ASIAN FILM - Review
11:00 - 26th July 2015, by David West

Mary Is Happy, Mary Is Happy

Mary (Patcha Poonpiriya) is approaching her high school graduation, but she’s not looking forward to the prospect of her best friend Suri (Chonnikan Netjui) heading off to university in Austria. Then there’s the matter of trying to find out if her crush M (Vasuphon Kriangprapakit) likes her or not. What she’s actually supposed to be doing is putting together the yearbook for her graduating class, but that’s the last thing on her mind.

Mary Is Happy, Mary Is Happy is the second feature from Thai director Nawapol Thamrongrattanarit and, as is revealed in the credits, is based upon the “original tweets by Mary Maloney”. These tweets, mostly in Thai but occasionally in English, pop up on screen throughout the film, and their thoroughly random nature, particularly at the outset, mean that at times the movie hops about like a grasshopper – one moment Mary is in school, the next she’s reclining in France with the Eiffel Tower in the background. But slowly, a story asserts itself, mainly dealing with Mary’s struggle to face her impending graduation and the implicit transition from childhood to adulthood. So her impulsive desire to order jellyfish on the internet, or to sneak out of school to have cake with Suri seems less scattershot and more indicative of a youngster enjoying their final chance to be irresponsible.

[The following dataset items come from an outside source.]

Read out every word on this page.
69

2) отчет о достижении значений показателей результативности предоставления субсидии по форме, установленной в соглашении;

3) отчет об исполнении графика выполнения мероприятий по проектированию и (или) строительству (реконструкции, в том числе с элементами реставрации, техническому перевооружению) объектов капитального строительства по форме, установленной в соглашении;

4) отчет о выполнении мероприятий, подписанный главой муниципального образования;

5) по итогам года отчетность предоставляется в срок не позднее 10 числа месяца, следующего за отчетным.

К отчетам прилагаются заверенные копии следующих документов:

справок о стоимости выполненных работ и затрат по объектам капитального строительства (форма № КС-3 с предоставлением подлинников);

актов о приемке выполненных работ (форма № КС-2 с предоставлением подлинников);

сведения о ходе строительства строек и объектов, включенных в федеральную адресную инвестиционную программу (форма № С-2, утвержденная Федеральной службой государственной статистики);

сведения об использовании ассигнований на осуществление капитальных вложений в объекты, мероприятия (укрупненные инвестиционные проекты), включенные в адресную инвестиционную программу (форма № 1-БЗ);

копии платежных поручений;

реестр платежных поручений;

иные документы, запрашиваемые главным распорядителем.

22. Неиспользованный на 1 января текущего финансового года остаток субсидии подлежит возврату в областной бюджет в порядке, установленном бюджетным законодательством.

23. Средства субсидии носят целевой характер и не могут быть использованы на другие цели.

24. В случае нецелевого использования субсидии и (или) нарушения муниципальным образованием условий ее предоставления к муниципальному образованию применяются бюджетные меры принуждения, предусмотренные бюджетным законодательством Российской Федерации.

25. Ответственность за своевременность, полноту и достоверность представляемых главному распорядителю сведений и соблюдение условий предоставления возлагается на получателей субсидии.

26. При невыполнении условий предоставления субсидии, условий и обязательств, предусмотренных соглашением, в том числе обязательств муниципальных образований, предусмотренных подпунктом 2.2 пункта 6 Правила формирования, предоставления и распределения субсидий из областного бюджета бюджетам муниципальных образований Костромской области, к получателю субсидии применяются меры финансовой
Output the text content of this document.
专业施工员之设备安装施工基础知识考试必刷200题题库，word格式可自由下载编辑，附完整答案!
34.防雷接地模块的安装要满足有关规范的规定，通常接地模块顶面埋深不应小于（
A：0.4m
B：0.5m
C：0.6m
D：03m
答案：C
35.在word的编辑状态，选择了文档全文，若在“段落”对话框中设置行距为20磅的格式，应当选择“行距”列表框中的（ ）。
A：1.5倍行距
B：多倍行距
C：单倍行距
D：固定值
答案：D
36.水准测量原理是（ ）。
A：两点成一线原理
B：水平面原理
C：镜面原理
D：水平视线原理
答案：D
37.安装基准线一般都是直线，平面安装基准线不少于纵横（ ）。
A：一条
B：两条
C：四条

The style is often self-aware – when Suri finds Mary gazing wistfully into the distance with a cigarette in her mouth, she scolds her, “What the **** are you doing? This is no time for Wong Kar-Wai. You don’t even smoke.” There’s a recurring gag about Mary’s knockoff iPhone constantly electrocuting her, and the ludicrous rules of the new school headmaster who makes himself the centre of the curriculum, but the tone turns surprisingly dark in the second half. While Mary’s tweets seem as innocuous as ever when read in isolation, Thamrongrattanarit’s script means they become loaded with ever greater meaning, lending them unexpected poignancy. What emerges is a strong coming-of-age story addressing the loss of innocence that accompanies major life events.

The two leads are very strong. Patcha Poonpiriya is note perfect as Mary, making her both needy and vulnerable. She can seem terribly young when confronted by her teachers about her lack of progress on the yearbook, but she’s still wily and strong willed enough to be able to cajole Suri into joining her schemes. Chonnikan Netjui’s Suri is the more mature and grounded of the duo, less afraid of the future than her best friend and altogether more practical and pragmatic. When Mary is busy pondering aloud whether all actions in life are predetermined or the result of free will, Suri typically tells her to shut up.

The film is shot in an unfussy, naturalistic style. Most scenes appear to employ the natural, available light, and the camerawork is typically handheld, but unobtrusively so. Basing a feature around a teenager’s tweets could have resulted in self-indulgent navel gazing, but Mary Is Happy is deeper than 140 characters.

Mary Is Happy, Mary Is Happy takes a little time to settle down, and at just over two hours it could stand perhaps a trim off the top, but Mary is an engaging and sympathetic protagonist whose constant tweets gradually become rather hypnotic. A poignant ode to the trials and delights of being a teenager in a connected world.